HITL and Mailbox

This page explains how Awaken handles human-in-the-loop (HITL) interactions through tool call suspension and the mailbox queue that manages run requests.

SuspendTicket

When a tool call needs external approval or input, it produces a SuspendTicket:

pub struct SuspendTicket {
    pub suspension: Suspension,
    pub pending: PendingToolCall,
    pub resume_mode: ToolCallResumeMode,
}

suspension — the external-facing payload describing what input is needed:

pub struct Suspension {
    pub id: String,             // Unique suspension ID
    pub action: String,         // Action identifier (e.g., "confirm", "approve")
    pub message: String,        // Human-readable prompt
    pub parameters: Value,      // Action-specific parameters
    pub response_schema: Option<Value>,  // JSON Schema for expected response
}

pending — the tool call projection emitted to the event stream so the frontend knows which call is waiting:

pub struct PendingToolCall {
    pub id: String,        // Tool call ID
    pub name: String,      // Tool name
    pub arguments: Value,  // Original arguments
}

resume_mode — how the agent loop should handle the decision when it arrives.

ToolCallResumeMode

pub enum ToolCallResumeMode {
    ReplayToolCall,          // Re-execute the original tool call
    UseDecisionAsToolResult, // Use the decision payload as the tool result directly
    PassDecisionToTool,      // Pass the decision payload into the tool as new arguments
}

ReplayToolCall is the default. The original tool call is re-executed after the decision arrives. Use this when the decision unlocks execution (e.g., permission granted, now run the tool).

UseDecisionAsToolResult skips re-execution entirely. The external decision payload becomes the tool result. Use this when a human provides the answer directly (e.g., “the correct value is X”).
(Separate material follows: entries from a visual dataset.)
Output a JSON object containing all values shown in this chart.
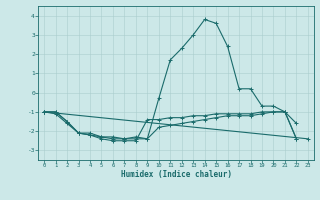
{
  "x": [
    0,
    1,
    2,
    3,
    4,
    5,
    6,
    7,
    8,
    9,
    10,
    11,
    12,
    13,
    14,
    15,
    16,
    17,
    18,
    19,
    20,
    21,
    22,
    23
  ],
  "line1": [
    -1.0,
    -1.0,
    -1.5,
    -2.1,
    -2.2,
    -2.3,
    -2.4,
    -2.4,
    -2.4,
    -2.4,
    -0.3,
    1.7,
    2.3,
    3.0,
    3.8,
    3.6,
    2.4,
    0.2,
    0.2,
    -0.7,
    -0.7,
    -1.0,
    -1.6,
    null
  ],
  "line2": [
    -1.0,
    -1.1,
    -1.6,
    -2.1,
    -2.2,
    -2.4,
    -2.5,
    -2.5,
    -2.5,
    -1.4,
    -1.4,
    -1.3,
    -1.3,
    -1.2,
    -1.2,
    -1.1,
    -1.1,
    -1.1,
    -1.1,
    -1.0,
    -1.0,
    -1.0,
    -2.4,
    null
  ],
  "line3": [
    -1.0,
    -1.0,
    -1.5,
    -2.1,
    -2.1,
    -2.3,
    -2.3,
    -2.4,
    -2.3,
    -2.4,
    -1.8,
    -1.7,
    -1.6,
    -1.5,
    -1.4,
    -1.3,
    -1.2,
    -1.2,
    -1.2,
    -1.1,
    -1.0,
    -1.0,
    -2.4,
    null
  ],
  "line4_x": [
    0,
    23
  ],
  "line4_y": [
    -1.0,
    -2.4
  ],
  "background_color": "#cce8e8",
  "grid_color": "#aacece",
  "line_color": "#1a6b6b",
  "xlabel": "Humidex (Indice chaleur)",
  "ylim": [
    -3.5,
    4.5
  ],
  "yticks": [
    -3,
    -2,
    -1,
    0,
    1,
    2,
    3,
    4
  ],
  "xticks": [
    0,
    1,
    2,
    3,
    4,
    5,
    6,
    7,
    8,
    9,
    10,
    11,
    12,
    13,
    14,
    15,
    16,
    17,
    18,
    19,
    20,
    21,
    22,
    23
  ]
}
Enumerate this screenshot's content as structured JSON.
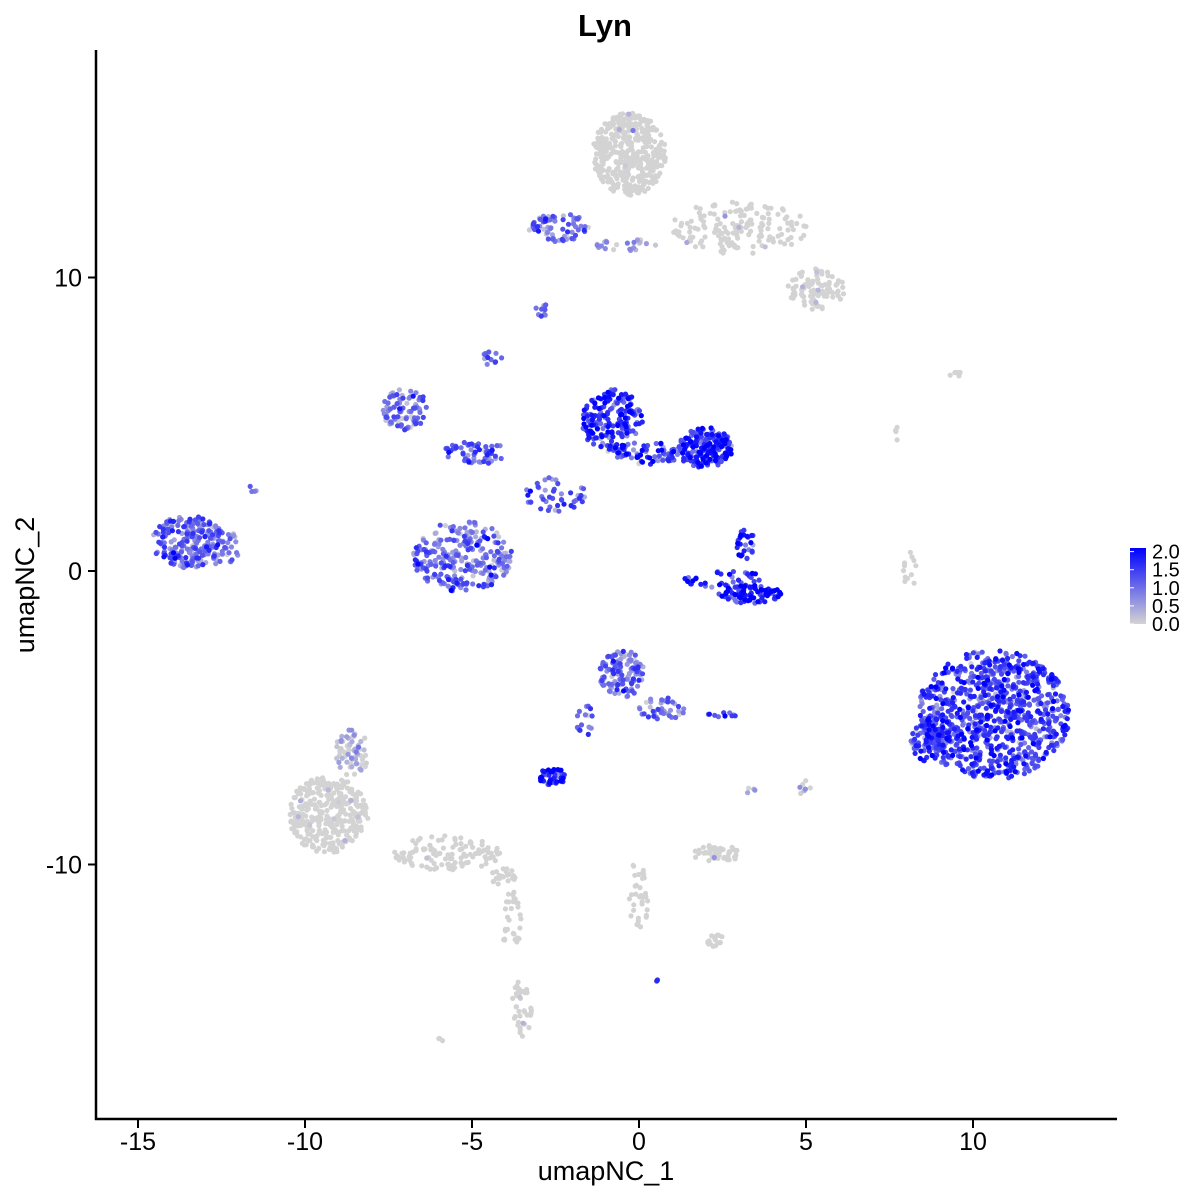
{
  "chart_data": {
    "type": "scatter",
    "title": "Lyn",
    "xlabel": "umapNC_1",
    "ylabel": "umapNC_2",
    "xlim": [
      -16.5,
      14.5
    ],
    "ylim": [
      -18.1,
      17.8
    ],
    "x_ticks": [
      -15,
      -10,
      -5,
      0,
      5,
      10
    ],
    "x_tick_labels": [
      "-15",
      "-10",
      "-5",
      "0",
      "5",
      "10"
    ],
    "y_ticks": [
      -10,
      0,
      10
    ],
    "y_tick_labels": [
      "-10",
      "0",
      "10"
    ],
    "grid": false,
    "legend": {
      "position": "right",
      "type": "colorbar",
      "min": 0.0,
      "max": 2.1,
      "ticks": [
        2.0,
        1.5,
        1.0,
        0.5,
        0.0
      ],
      "tick_labels": [
        "2.0",
        "1.5",
        "1.0",
        "0.5",
        "0.0"
      ],
      "low_color": "#d3d3d3",
      "high_color": "#0000ff"
    },
    "clusters": [
      {
        "cx": -0.3,
        "cy": 14.2,
        "rx": 1.1,
        "ry": 1.4,
        "n": 420,
        "mean": 0.02
      },
      {
        "cx": 3.0,
        "cy": 11.7,
        "rx": 2.1,
        "ry": 0.9,
        "n": 160,
        "mean": 0.08
      },
      {
        "cx": 5.3,
        "cy": 9.6,
        "rx": 0.9,
        "ry": 0.7,
        "n": 90,
        "mean": 0.05
      },
      {
        "cx": -2.4,
        "cy": 11.7,
        "rx": 0.9,
        "ry": 0.5,
        "n": 70,
        "mean": 0.9
      },
      {
        "cx": -0.3,
        "cy": 11.1,
        "rx": 1.0,
        "ry": 0.2,
        "n": 22,
        "mean": 0.6
      },
      {
        "cx": -2.9,
        "cy": 8.9,
        "rx": 0.2,
        "ry": 0.3,
        "n": 10,
        "mean": 0.9
      },
      {
        "cx": -4.4,
        "cy": 7.3,
        "rx": 0.3,
        "ry": 0.3,
        "n": 12,
        "mean": 1.0
      },
      {
        "cx": -7.0,
        "cy": 5.5,
        "rx": 0.7,
        "ry": 0.7,
        "n": 85,
        "mean": 0.9
      },
      {
        "cx": -4.9,
        "cy": 4.0,
        "rx": 1.0,
        "ry": 0.4,
        "n": 60,
        "mean": 1.2
      },
      {
        "cx": -0.8,
        "cy": 5.1,
        "rx": 0.9,
        "ry": 1.1,
        "n": 200,
        "mean": 1.55
      },
      {
        "cx": 2.0,
        "cy": 4.2,
        "rx": 0.8,
        "ry": 0.7,
        "n": 170,
        "mean": 1.6
      },
      {
        "cx": 0.5,
        "cy": 4.0,
        "rx": 1.2,
        "ry": 0.4,
        "n": 70,
        "mean": 1.4
      },
      {
        "cx": -2.5,
        "cy": 2.6,
        "rx": 0.9,
        "ry": 0.6,
        "n": 45,
        "mean": 1.1
      },
      {
        "cx": -13.5,
        "cy": 1.0,
        "rx": 1.1,
        "ry": 0.9,
        "n": 220,
        "mean": 1.0
      },
      {
        "cx": -12.4,
        "cy": 0.8,
        "rx": 0.5,
        "ry": 0.7,
        "n": 28,
        "mean": 0.7
      },
      {
        "cx": -5.3,
        "cy": 0.5,
        "rx": 1.5,
        "ry": 1.2,
        "n": 260,
        "mean": 0.95
      },
      {
        "cx": 3.3,
        "cy": -0.8,
        "rx": 1.0,
        "ry": 0.3,
        "n": 90,
        "mean": 1.8
      },
      {
        "cx": 3.2,
        "cy": 0.9,
        "rx": 0.3,
        "ry": 0.5,
        "n": 25,
        "mean": 1.8
      },
      {
        "cx": 2.6,
        "cy": -0.3,
        "rx": 1.3,
        "ry": 0.3,
        "n": 40,
        "mean": 1.6
      },
      {
        "cx": 10.6,
        "cy": -4.9,
        "rx": 2.3,
        "ry": 2.2,
        "n": 900,
        "mean": 1.35
      },
      {
        "cx": 8.7,
        "cy": -5.7,
        "rx": 0.6,
        "ry": 0.8,
        "n": 100,
        "mean": 1.3
      },
      {
        "cx": -0.5,
        "cy": -3.5,
        "rx": 0.7,
        "ry": 0.8,
        "n": 120,
        "mean": 0.9
      },
      {
        "cx": 0.7,
        "cy": -4.7,
        "rx": 0.7,
        "ry": 0.4,
        "n": 40,
        "mean": 0.85
      },
      {
        "cx": -1.6,
        "cy": -5.0,
        "rx": 0.3,
        "ry": 0.6,
        "n": 15,
        "mean": 1.1
      },
      {
        "cx": -2.6,
        "cy": -7.0,
        "rx": 0.4,
        "ry": 0.3,
        "n": 45,
        "mean": 1.6
      },
      {
        "cx": 2.5,
        "cy": -4.9,
        "rx": 0.5,
        "ry": 0.1,
        "n": 10,
        "mean": 1.2
      },
      {
        "cx": -9.3,
        "cy": -8.3,
        "rx": 1.2,
        "ry": 1.3,
        "n": 320,
        "mean": 0.08
      },
      {
        "cx": -8.6,
        "cy": -6.2,
        "rx": 0.5,
        "ry": 0.8,
        "n": 70,
        "mean": 0.15
      },
      {
        "cx": -5.8,
        "cy": -9.6,
        "rx": 1.7,
        "ry": 0.6,
        "n": 110,
        "mean": 0.03
      },
      {
        "cx": -4.1,
        "cy": -10.4,
        "rx": 0.4,
        "ry": 0.3,
        "n": 25,
        "mean": 0.02
      },
      {
        "cx": -3.8,
        "cy": -12.0,
        "rx": 0.3,
        "ry": 1.1,
        "n": 30,
        "mean": 0.02
      },
      {
        "cx": -3.5,
        "cy": -14.9,
        "rx": 0.3,
        "ry": 1.0,
        "n": 40,
        "mean": 0.02
      },
      {
        "cx": 2.3,
        "cy": -9.6,
        "rx": 0.8,
        "ry": 0.3,
        "n": 55,
        "mean": 0.03
      },
      {
        "cx": 0.0,
        "cy": -11.0,
        "rx": 0.3,
        "ry": 1.3,
        "n": 35,
        "mean": 0.02
      },
      {
        "cx": 2.3,
        "cy": -12.6,
        "rx": 0.3,
        "ry": 0.2,
        "n": 15,
        "mean": 0.02
      },
      {
        "cx": 8.1,
        "cy": 0.0,
        "rx": 0.2,
        "ry": 0.7,
        "n": 12,
        "mean": 0.05
      },
      {
        "cx": 9.5,
        "cy": 6.7,
        "rx": 0.2,
        "ry": 0.1,
        "n": 5,
        "mean": 0.0
      },
      {
        "cx": 7.7,
        "cy": 4.7,
        "rx": 0.2,
        "ry": 0.3,
        "n": 4,
        "mean": 0.0
      },
      {
        "cx": 5.0,
        "cy": -7.4,
        "rx": 0.2,
        "ry": 0.3,
        "n": 7,
        "mean": 0.3
      },
      {
        "cx": 3.3,
        "cy": -7.4,
        "rx": 0.2,
        "ry": 0.2,
        "n": 4,
        "mean": 0.3
      },
      {
        "cx": 0.6,
        "cy": -14.0,
        "rx": 0.15,
        "ry": 0.1,
        "n": 3,
        "mean": 1.6
      },
      {
        "cx": -6.0,
        "cy": -16.0,
        "rx": 0.15,
        "ry": 0.1,
        "n": 3,
        "mean": 0.02
      },
      {
        "cx": -11.6,
        "cy": 2.8,
        "rx": 0.2,
        "ry": 0.1,
        "n": 4,
        "mean": 1.0
      }
    ]
  }
}
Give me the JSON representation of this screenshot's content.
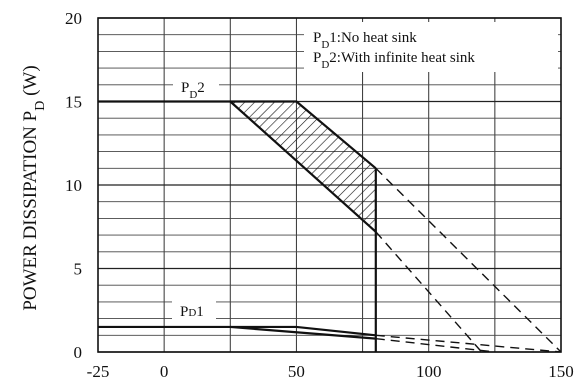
{
  "chart_data": {
    "type": "line",
    "title": "",
    "xlabel": "",
    "ylabel": "POWER DISSIPATION P",
    "ylabel_sub": "D",
    "ylabel_unit": " (W)",
    "xlim": [
      -25,
      150
    ],
    "ylim": [
      0,
      20
    ],
    "x_ticks": [
      -25,
      0,
      50,
      100,
      150
    ],
    "y_ticks": [
      0,
      5,
      10,
      15,
      20
    ],
    "grid": true,
    "legend": {
      "placement": "top-right",
      "entries": [
        {
          "prefix": "P",
          "sub": "D",
          "text": "1:No heat sink"
        },
        {
          "prefix": "P",
          "sub": "D",
          "text": "2:With infinite heat sink"
        }
      ]
    },
    "series": [
      {
        "key": "pd2_upper",
        "style": "solid",
        "points": [
          [
            -25,
            15
          ],
          [
            50,
            15
          ],
          [
            80,
            11
          ]
        ]
      },
      {
        "key": "pd2_upper_ext",
        "style": "dashed",
        "points": [
          [
            80,
            11
          ],
          [
            150,
            0
          ]
        ]
      },
      {
        "key": "pd2_lower",
        "style": "solid",
        "points": [
          [
            25,
            15
          ],
          [
            80,
            7.2
          ]
        ]
      },
      {
        "key": "pd2_lower_ext",
        "style": "dashed",
        "points": [
          [
            80,
            7.2
          ],
          [
            120,
            0
          ]
        ]
      },
      {
        "key": "pd2_vertical",
        "style": "solid",
        "points": [
          [
            80,
            11
          ],
          [
            80,
            0
          ]
        ]
      },
      {
        "key": "pd1_upper",
        "style": "solid",
        "points": [
          [
            -25,
            1.5
          ],
          [
            50,
            1.5
          ],
          [
            80,
            1.0
          ]
        ]
      },
      {
        "key": "pd1_upper_ext",
        "style": "dashed",
        "points": [
          [
            80,
            1.0
          ],
          [
            150,
            0
          ]
        ]
      },
      {
        "key": "pd1_lower",
        "style": "solid",
        "points": [
          [
            25,
            1.5
          ],
          [
            80,
            0.8
          ]
        ]
      },
      {
        "key": "pd1_lower_ext",
        "style": "dashed",
        "points": [
          [
            80,
            0.8
          ],
          [
            125,
            0
          ]
        ]
      }
    ],
    "hatched_region": [
      [
        25,
        15
      ],
      [
        50,
        15
      ],
      [
        80,
        11
      ],
      [
        80,
        7.2
      ]
    ],
    "curve_labels": [
      {
        "prefix": "P",
        "sub": "D",
        "text": "2",
        "x": 2,
        "y": 15
      },
      {
        "prefix": "P",
        "sub": "D",
        "text": "1",
        "x": 2,
        "y": 1.5
      }
    ]
  }
}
PassDecisionToTool re-executes the tool but injects the decision payload into the arguments. Use this when the decision modifies how the tool should run (e.g., “use this alternative path instead”).

ResumeDecisionAction

pub enum ResumeDecisionAction {
    Resume,  // Proceed with the tool call
    Cancel,  // Cancel the tool call
}

Each decision carries an action. Resume continues execution according to the ToolCallResumeMode. Cancel transitions the tool call to ToolCallStatus::Cancelled.

ToolCallResume

The full resume payload:

pub struct ToolCallResume {
    pub decision_id: String,         // Idempotency key
    pub action: ResumeDecisionAction,
    pub result: Value,               // Decision payload
    pub reason: Option<String>,      // Human-readable reason
    pub updated_at: u64,             // Unix millis timestamp
}

Permission Plugin and Ask-Mode

The awaken-ext-permission plugin uses suspension to implement ask-mode approvals:

A tool call matches a permission rule with behavior: ask.
The permission checker creates a SuspendTicket with ToolCallResumeMode::ReplayToolCall.
The suspension payload describes the tool and its arguments.
The tool call transitions to ToolCallStatus::Suspended.
The run transitions to RunStatus::Waiting.
A frontend presents the approval prompt to the user.
The user submits a ToolCallResume with ResumeDecisionAction::Resume or Cancel.
On Resume, the tool call replays and executes normally.
On Cancel, the tool call is cancelled and the run may continue with remaining calls.

Mailbox Architecture

The mailbox provides a persistent dispatch queue for run activations. Every durable run activation — streaming, background, A2A, internal — enters the system as a RunDispatch.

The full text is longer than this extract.